La investigadora española reflexiona sobre la importancia social de la mirada y explica cómo un pequeño rasgo físico exclusivo del ser humano sentó las bases de nuestra civilización

Dicen que los ojos son el espejo del alma, pero para la ciencia evolutiva son muchísimo más que eso: son el gran motor de nuestra civilización. Aunque solemos dar por sentada nuestra visión y la forma en la que miramos a los demás, hay un detalle anatómico concreto que cambió para siempre el rumbo de nuestra especie.
Candela Antón, antropóloga y divulgadora española, ha querido profundizar sobre este fascinante tema a través de su cuenta de TikTok. En uno de sus últimos vídeos, la científica pone el foco de análisis en lo que llamamos coloquialmente "el blanco de los ojos", cuyo nombre técnico es la esclerótica.
Antón explica por qué esta zona es de un blanco inmaculado en los seres humanos, mientras que en el resto de los primates presenta tonos muy oscuros o totalmente pigmentados.
“La esclerótica es blanca en los humanos y oscura o pigmentada en prácticamente todos los demás primates.

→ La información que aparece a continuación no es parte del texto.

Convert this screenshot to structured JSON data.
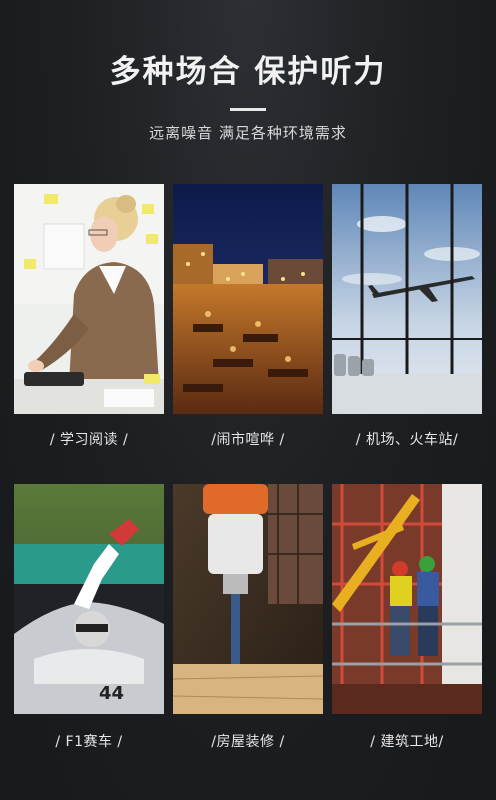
{
  "header": {
    "title": "多种场合 保护听力",
    "subtitle": "远离噪音 满足各种环境需求"
  },
  "scenes": [
    {
      "caption": "/ 学习阅读 /",
      "icon": "office-reading-photo"
    },
    {
      "caption": "/闹市喧哗 /",
      "icon": "busy-street-market-photo"
    },
    {
      "caption": "/ 机场、火车站/",
      "icon": "airport-airplane-photo"
    },
    {
      "caption": "/ F1赛车 /",
      "icon": "f1-racing-photo"
    },
    {
      "caption": "/房屋装修 /",
      "icon": "power-drill-photo"
    },
    {
      "caption": "/ 建筑工地/",
      "icon": "construction-site-photo"
    }
  ]
}
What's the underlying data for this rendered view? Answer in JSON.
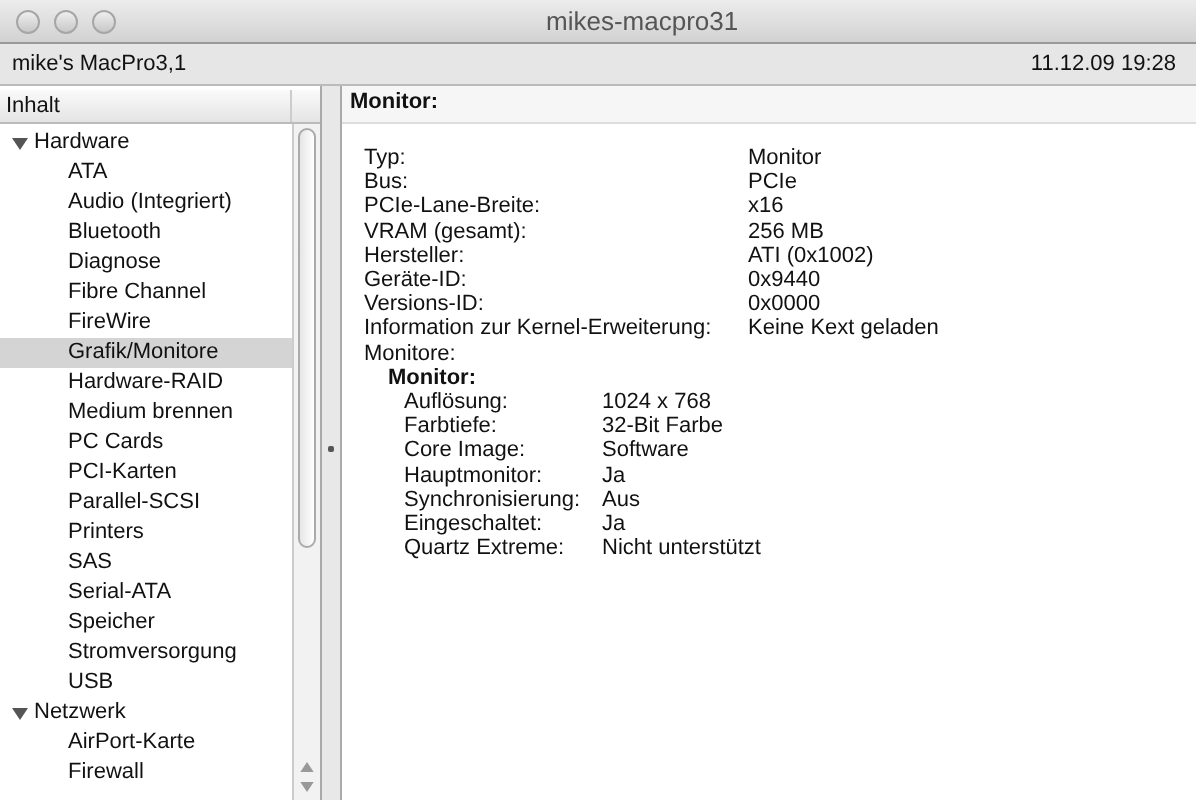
{
  "window": {
    "title": "mikes-macpro31"
  },
  "info_bar": {
    "computer": "mike's MacPro3,1",
    "datetime": "11.12.09 19:28"
  },
  "sidebar": {
    "header": "Inhalt",
    "items": [
      {
        "label": "Hardware",
        "expanded": true,
        "selected": false,
        "children": [
          {
            "label": "ATA",
            "selected": false
          },
          {
            "label": "Audio (Integriert)",
            "selected": false
          },
          {
            "label": "Bluetooth",
            "selected": false
          },
          {
            "label": "Diagnose",
            "selected": false
          },
          {
            "label": "Fibre Channel",
            "selected": false
          },
          {
            "label": "FireWire",
            "selected": false
          },
          {
            "label": "Grafik/Monitore",
            "selected": true
          },
          {
            "label": "Hardware-RAID",
            "selected": false
          },
          {
            "label": "Medium brennen",
            "selected": false
          },
          {
            "label": "PC Cards",
            "selected": false
          },
          {
            "label": "PCI-Karten",
            "selected": false
          },
          {
            "label": "Parallel-SCSI",
            "selected": false
          },
          {
            "label": "Printers",
            "selected": false
          },
          {
            "label": "SAS",
            "selected": false
          },
          {
            "label": "Serial-ATA",
            "selected": false
          },
          {
            "label": "Speicher",
            "selected": false
          },
          {
            "label": "Stromversorgung",
            "selected": false
          },
          {
            "label": "USB",
            "selected": false
          }
        ]
      },
      {
        "label": "Netzwerk",
        "expanded": true,
        "selected": false,
        "children": [
          {
            "label": "AirPort-Karte",
            "selected": false
          },
          {
            "label": "Firewall",
            "selected": false
          }
        ]
      }
    ]
  },
  "detail": {
    "heading": "Monitor:",
    "properties": [
      {
        "key": "Typ:",
        "value": "Monitor"
      },
      {
        "key": "Bus:",
        "value": "PCIe"
      },
      {
        "key": "PCIe-Lane-Breite:",
        "value": "x16"
      },
      {
        "key": "VRAM (gesamt):",
        "value": "256 MB"
      },
      {
        "key": "Hersteller:",
        "value": "ATI (0x1002)"
      },
      {
        "key": "Geräte-ID:",
        "value": "0x9440"
      },
      {
        "key": "Versions-ID:",
        "value": "0x0000"
      },
      {
        "key": "Information zur Kernel-Erweiterung:",
        "value": "Keine Kext geladen"
      }
    ],
    "group": {
      "label": "Monitore:",
      "subheading": "Monitor:",
      "properties": [
        {
          "key": "Auflösung:",
          "value": "1024 x 768"
        },
        {
          "key": "Farbtiefe:",
          "value": "32-Bit Farbe"
        },
        {
          "key": "Core Image:",
          "value": "Software"
        },
        {
          "key": "Hauptmonitor:",
          "value": "Ja"
        },
        {
          "key": "Synchronisierung:",
          "value": "Aus"
        },
        {
          "key": "Eingeschaltet:",
          "value": "Ja"
        },
        {
          "key": "Quartz Extreme:",
          "value": "Nicht unterstützt"
        }
      ]
    }
  }
}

Esto no es un detallito menor, es una señal evolutiva con consecuencias profundas”, declara.
La hipótesis del 'ojo cooperativo': evolucionar para entendernos
Para entender este fenómeno, la experta recurre a la famosa "hipótesis del ojo cooperativo". Esta teoría plantea que la esclerótica humana evolucionó y se volvió blanca, precisamente, para facilitarnos la comunicación social. Al tener un fondo claro alrededor del iris, resulta facilísimo saber hacia dónde está mirando exactamente la persona que tenemos enfrente sin necesidad de que hable.
“Seguir la mirada del otro es la base de la atención conjunta y la atención conjunta es la base del aprendizaje cultural, de la enseñanza y de la colaboración”, señala. En este orden de ideas, Antón sugiere que “de una manera muy rocambolesca” la mirada es el fundamento de la civilización. “Es que la esclerótica es una apuesta evolutiva por la cooperación sobre el engaño”, puntualiza.
No obstante, mostrar nuestras intenciones con la mirada tiene un coste a nivel biológico. Carecer de un "ojo oscuro" para camuflar hacia dónde miramos tiene sus contrapartidas. “Te hace más legible, más predecible y más vulnerable”, sostiene.
Para rematar su exposición, la investigadora lanza una reflexión final y muy necesaria sobre la progresiva deshumanización que estamos sufriendo como consecuencia de nuestro aislamiento digital.
“En un mundo donde cada vez nos relacionamos más a través de las pantallas, sin ver realmente ese blanco de los ojos de los demás, ¿crees que podríamos decir que estamos perdiendo algo que forma parte de nuestra humanidad más profunda?”, concluye.